YALOBUSHA – County residents are already seeing activity by workers for the 2010 Census almost a year before the count is scheduled to begin.
Census forms are scheduled to be mailed during March of 2010 with the actual count to begin after Census Day on April 1.
Currently Census workers are performing address canvassing, a process that began in early April of this year and will run through July 15. Census workers will be walking every street in the country verifying and updating census address lists and maps.
“The census workers we hire are members of the community and will be working in their own neighborhoods,” said Gabriel Sanchez, Regional Director for the Dallas Region, which covers the states of Mississippi, Louisiana, and Texas. Around 15,000 workers have been hired for the task in just these three states.
In most areas, addresses will be updated without households being contacted by census workers. However, in some instances where confirmation or clarification is needed, a census worker will come to your door, Sanchez added.

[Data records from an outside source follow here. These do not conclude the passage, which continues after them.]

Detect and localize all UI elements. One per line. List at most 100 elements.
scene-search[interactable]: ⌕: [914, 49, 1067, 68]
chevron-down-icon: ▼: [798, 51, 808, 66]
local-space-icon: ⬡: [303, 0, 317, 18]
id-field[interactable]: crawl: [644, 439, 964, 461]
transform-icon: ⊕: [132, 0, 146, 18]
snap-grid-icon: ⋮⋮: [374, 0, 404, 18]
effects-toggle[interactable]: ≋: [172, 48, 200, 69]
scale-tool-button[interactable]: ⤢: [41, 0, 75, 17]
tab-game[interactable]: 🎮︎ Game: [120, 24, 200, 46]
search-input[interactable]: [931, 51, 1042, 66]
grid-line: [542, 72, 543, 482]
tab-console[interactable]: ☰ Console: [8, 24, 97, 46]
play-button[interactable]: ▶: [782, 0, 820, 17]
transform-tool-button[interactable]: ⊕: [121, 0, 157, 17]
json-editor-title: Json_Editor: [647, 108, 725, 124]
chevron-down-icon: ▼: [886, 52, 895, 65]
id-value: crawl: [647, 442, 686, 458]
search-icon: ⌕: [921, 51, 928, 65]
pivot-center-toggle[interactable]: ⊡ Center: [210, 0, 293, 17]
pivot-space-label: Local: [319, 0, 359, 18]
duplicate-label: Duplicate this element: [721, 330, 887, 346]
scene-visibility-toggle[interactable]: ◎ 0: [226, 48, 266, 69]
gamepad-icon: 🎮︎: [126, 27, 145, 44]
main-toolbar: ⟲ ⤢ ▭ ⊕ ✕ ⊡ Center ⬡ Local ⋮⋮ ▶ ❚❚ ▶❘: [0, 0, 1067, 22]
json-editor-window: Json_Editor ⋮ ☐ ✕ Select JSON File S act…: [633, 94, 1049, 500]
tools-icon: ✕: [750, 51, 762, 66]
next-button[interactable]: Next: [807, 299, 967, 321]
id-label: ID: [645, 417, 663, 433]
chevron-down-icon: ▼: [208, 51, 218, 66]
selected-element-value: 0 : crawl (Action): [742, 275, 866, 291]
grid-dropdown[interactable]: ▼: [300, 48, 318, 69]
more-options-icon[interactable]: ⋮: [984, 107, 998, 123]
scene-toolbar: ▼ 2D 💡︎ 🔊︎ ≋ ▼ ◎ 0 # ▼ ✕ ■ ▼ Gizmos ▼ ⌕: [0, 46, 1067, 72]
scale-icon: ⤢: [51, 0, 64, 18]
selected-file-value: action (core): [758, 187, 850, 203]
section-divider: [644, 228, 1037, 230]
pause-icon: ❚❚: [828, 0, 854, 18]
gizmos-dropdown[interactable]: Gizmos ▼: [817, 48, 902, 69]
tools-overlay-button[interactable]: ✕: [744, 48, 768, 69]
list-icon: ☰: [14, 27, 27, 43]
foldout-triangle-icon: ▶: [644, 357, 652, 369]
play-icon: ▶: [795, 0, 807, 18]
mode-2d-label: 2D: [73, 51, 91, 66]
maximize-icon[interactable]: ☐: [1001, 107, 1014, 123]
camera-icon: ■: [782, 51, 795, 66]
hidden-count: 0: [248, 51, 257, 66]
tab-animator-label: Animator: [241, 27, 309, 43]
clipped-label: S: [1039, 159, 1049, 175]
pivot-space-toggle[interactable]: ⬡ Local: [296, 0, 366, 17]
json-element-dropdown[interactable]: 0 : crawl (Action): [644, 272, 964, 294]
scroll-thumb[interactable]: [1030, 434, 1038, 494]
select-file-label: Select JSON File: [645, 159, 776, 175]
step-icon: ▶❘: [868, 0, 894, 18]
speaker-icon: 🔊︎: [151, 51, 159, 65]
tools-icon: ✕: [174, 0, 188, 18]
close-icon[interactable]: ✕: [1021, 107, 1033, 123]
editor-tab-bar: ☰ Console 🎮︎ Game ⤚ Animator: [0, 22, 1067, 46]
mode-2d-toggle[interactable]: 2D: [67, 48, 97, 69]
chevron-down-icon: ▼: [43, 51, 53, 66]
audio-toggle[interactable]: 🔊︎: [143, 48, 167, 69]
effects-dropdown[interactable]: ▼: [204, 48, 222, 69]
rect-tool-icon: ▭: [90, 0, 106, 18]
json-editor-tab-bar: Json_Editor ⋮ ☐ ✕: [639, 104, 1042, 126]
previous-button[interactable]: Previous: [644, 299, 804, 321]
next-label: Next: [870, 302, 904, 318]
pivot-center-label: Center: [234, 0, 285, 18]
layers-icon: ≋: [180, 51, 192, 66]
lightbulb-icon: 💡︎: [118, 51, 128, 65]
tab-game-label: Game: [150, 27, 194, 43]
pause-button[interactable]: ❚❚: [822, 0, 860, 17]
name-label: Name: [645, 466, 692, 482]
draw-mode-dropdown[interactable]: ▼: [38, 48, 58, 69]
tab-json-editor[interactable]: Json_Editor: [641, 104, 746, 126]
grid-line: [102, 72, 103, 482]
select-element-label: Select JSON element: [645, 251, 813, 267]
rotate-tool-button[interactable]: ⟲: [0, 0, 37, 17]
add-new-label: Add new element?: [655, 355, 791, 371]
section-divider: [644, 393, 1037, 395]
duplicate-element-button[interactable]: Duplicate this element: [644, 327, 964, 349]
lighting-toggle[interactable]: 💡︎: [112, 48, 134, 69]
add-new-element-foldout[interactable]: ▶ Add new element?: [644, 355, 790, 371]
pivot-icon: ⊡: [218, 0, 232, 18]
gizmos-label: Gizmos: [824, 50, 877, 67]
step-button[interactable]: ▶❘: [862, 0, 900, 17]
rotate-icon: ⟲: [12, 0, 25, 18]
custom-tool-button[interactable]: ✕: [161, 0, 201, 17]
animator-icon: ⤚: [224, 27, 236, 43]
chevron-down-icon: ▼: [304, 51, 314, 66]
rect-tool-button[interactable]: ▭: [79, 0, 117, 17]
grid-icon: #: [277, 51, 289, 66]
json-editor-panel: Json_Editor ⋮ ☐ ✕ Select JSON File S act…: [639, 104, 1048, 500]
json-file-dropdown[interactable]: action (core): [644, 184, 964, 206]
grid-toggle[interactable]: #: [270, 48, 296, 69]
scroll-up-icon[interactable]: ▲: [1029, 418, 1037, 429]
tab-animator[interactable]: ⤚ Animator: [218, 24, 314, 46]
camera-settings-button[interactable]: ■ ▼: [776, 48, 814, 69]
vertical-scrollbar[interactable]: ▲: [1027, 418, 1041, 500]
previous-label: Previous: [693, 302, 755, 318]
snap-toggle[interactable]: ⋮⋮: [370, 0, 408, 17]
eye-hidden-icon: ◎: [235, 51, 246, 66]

These workers will be wearing official census identification badges and will carry a handheld computer. If anyone has questions or concerns about census workers, Sanchez said to contact the regional office at 1-800-563-6499.
“A complete and accurate address list is the cornerstone of a successful census,” said Sanchez. “Building on the achievements of 2000 Census, we have been testing and preparing for the 2010 count all decade and we’re ready to fulfill our Constitutional mandate to count everyone living in the United States.”
Census officials emphasize that it is easy and safe to participate in the 2010 Census. It is against the law for Census Bureau employees to disclose or publish any private information. No authority can obtain personal identifiable data from the Census Bureau. The airtight law applies to the White House, the U.S. Supreme Court, the Internal Revenue Service, and the Department of Homeland Security.
Officials add that the 2010 Census is simple with only ten questions and point out the importance of an accurate count. The numbers determine the allocation of over $300 billion a year for schools, playgrounds, senior citizens’ programs, libraries, infrastructure, hospitals, community programs and more. The number of residents in each community also determines congressional seating and redistricting.
Earlier this year the U.S. Government Accountability Office (GAO) released a report that estimates the cost of the 2010 census at $11.3 billion. That is a cost of $72 per household compared with $56 per household in 2000, adjusted for inflation, the report said.